Вот уже 30 лет я занимаюсь практической психологией и в качестве коуч-консультанта каждый день общаюсь с бизнесменами — людьми, которым удалось добиться в жизни многого. Моим клиентам приходится решать сложные задачи, рисковать, проявлять проницательность, выдерживать огромное напряжение — и обычно они оказываются на высоте. Но, как выяснилось, есть проблема, которая для многих стала почти неразрешимой.
Построившие многомиллионные компании, давшие работу тысячам людей, они нередко чувствуют себя беспомощными, когда речь заходит о собственных детях. «У меня такие возможности, я могу оплатить учебу в любом университете мира. Устроить в самую крутую компанию. А он вообще ничего не хочет!» — делится папа-бизнесмен. «Не понимаю, как с ней разговаривать. Смотрит равнодушными глазами и просто ждет, когда я закончу. У меня впечатление, что кроме денег ей от меня ничего не нужно», — вторит ему другой. «Все, что он умеет, — это гонять на машине и расплачиваться кредиткой. Иногда думаю, как он вообще выживет, если со мной что‑нибудь случится?» — делится мама. «Я надеялся, что он подхватит мой бизнес. Но кажется, ему ничего неинтересно». За всеми этими признаниями чувствуется горечь и разочарование. Ведь эти успешные люди делали для своих детей все.

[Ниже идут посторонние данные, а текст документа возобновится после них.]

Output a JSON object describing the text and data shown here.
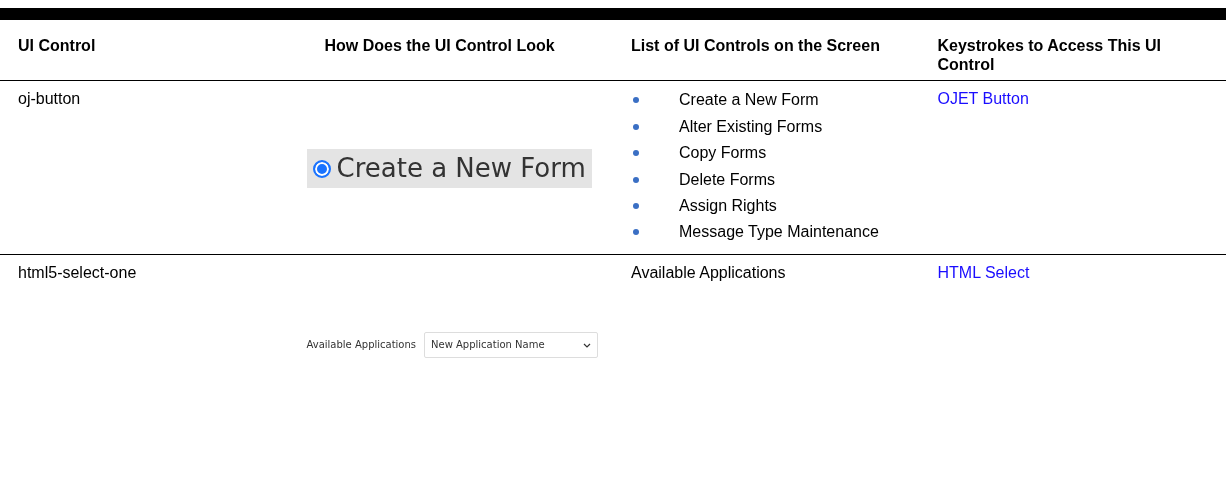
{
  "table": {
    "columns": [
      "UI Control",
      "How Does the UI Control Look",
      "List of UI Controls on the Screen",
      "Keystrokes to Access This UI Control"
    ],
    "rows": [
      {
        "ui_control": "oj-button",
        "look": {
          "kind": "radio",
          "label": "Create a New Form",
          "selected": true
        },
        "screen_controls": {
          "kind": "list",
          "items": [
            "Create a New Form",
            "Alter Existing Forms",
            "Copy Forms",
            "Delete Forms",
            "Assign Rights",
            "Message Type Maintenance"
          ]
        },
        "keystrokes_link": "OJET Button"
      },
      {
        "ui_control": "html5-select-one",
        "look": {
          "kind": "select",
          "label": "Available Applications",
          "value": "New Application Name"
        },
        "screen_controls": {
          "kind": "text",
          "text": "Available Applications"
        },
        "keystrokes_link": "HTML Select"
      }
    ]
  }
}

Детская психология не моя специализация, но мне пришлось с головой погрузиться в эту проблему. Я начала изучать материалы и даже провела собственное небольшое исследование — опросила более 30 бизнесменов-родителей. Это были подробные развернутые интервью. Я расспрашивала о том, какие надежды они возлагали на своих детей и о каких отношениях с ними мечтали; мы говорили о том, что конкретно папы и мамы делали, когда дети были маленькими, ну и, разумеется, разбирались с тем, что их больше всего радует и расстраивает в подросших детях.

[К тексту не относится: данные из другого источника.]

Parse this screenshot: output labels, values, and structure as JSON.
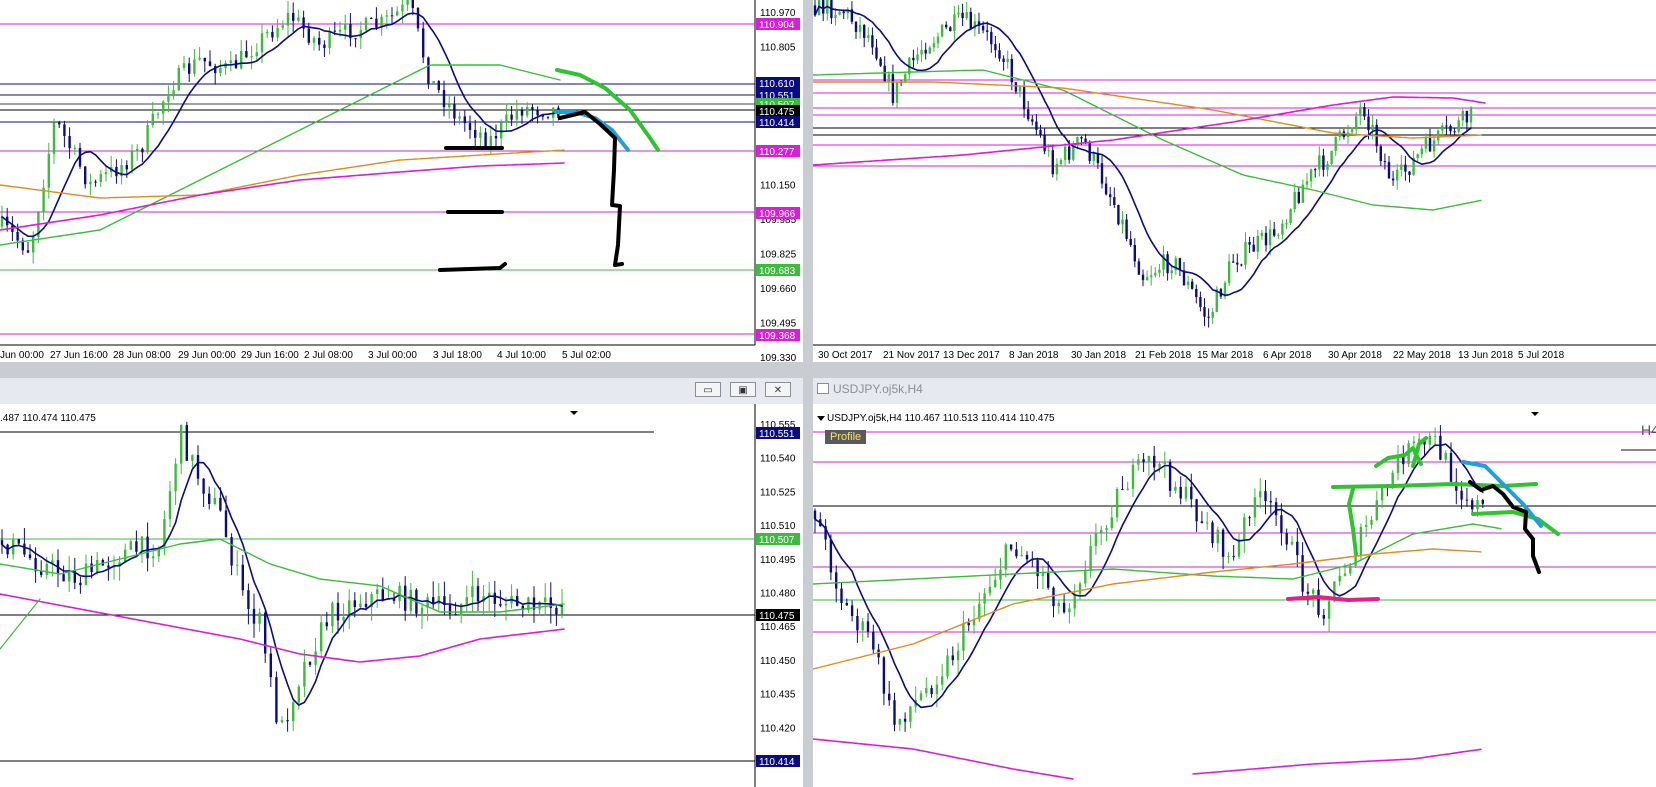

Картина получилась пестрая, в каждой семье свои особенности, но было и кое‑что общее, объединяющее. Практически все родители были единодушны в том, что первый год жизни ребенка не имеет большого значения, что в этом возрасте главное — «покормить, напоить», чтобы «рос и сил набирался», а время настоящего «родительского» воспитания придет позднее, когда с малышом будет о чем поговорить.
Я поняла, что подобралась близко к источнику многих проблем и прежде чем говорить о воспитании вообще, необходимо понять, что происходит с нашими детьми в первый год их жизни, не создаем ли мы себе сложности собственными руками. При помощи коллег я «перелопатила» горы специальной литературы, как отечественной, так и зарубежной, изучила и обобщила результаты множества исследований и экспериментов. В итоге удалось собрать данные, указывающие на особую роль первого года жизни для интеллектуального, эмоционального и физического развития ребенка, для формирования его характера, отношений с окружающим миром и с нами — родителями.
И хотя я что-то знала из книг по психологии, а до каких‑то вещей дошла интуитивно как психолог-практик и мать троих детей, но все‑таки я не отдавала себе отчета в том, сколько всего происходит с ребенком в это время. Ведь именно в младенчестве зарождаются те качества, которые мы так ценим в людях, — ум, воля, целеустремленность, выдержка, общительность, уважение к себе и другим. Я была поражена, как много доказательств этому дает нам наука и как мало этих знаний мы используем в жизни. Мы не только недооцениваем важность младенчества, но также недооцениваем и степень собственного влияния на ребенка. Не важно, действуем мы сознательно или неосознанно, но наше поведение, тот порядок вещей, который мы устанавливаем в детской, атмосфера, которую создаем вокруг малыша, во многом определяют то, каким он вырастет.
Часть I
Мама
Глава 1
Зачем ребенку свой главный взрослый?
Как‑то ко мне на консультацию пришел успешный бизнесмен. Мы начали обсуждать вопросы, касающиеся его компании, но разговор очень быстро перешел в иное русло: клиент стал жаловаться на проблемы с пятилетним сыном и сказал, что именно они беспокоят его сейчас больше всего. Мальчик растет капризным и неуправляемым, по любому поводу закатывает истерики. Он постоянно требует внимания матери, может начать кусаться, но, добившись своего, сразу теряет интерес, отталкивает ее и даже грубит. Родители никуда не могут взять его с собой — на людях он ведет себя еще хуже. «Чего мы только ни делали — и строгостью пытались, и лаской, а результата — никакого. Нервы у всех на пределе!» За последний год родители не раз обращались к специалистам. Но вместо четкого диагноза и конкретных рекомендаций по лечению им сообщили, что у ребенка «нарушение привязанности». Папа был не на шутку раздосадован и расстроен: они с женой старались как могли, денег не жалели, а что получилось?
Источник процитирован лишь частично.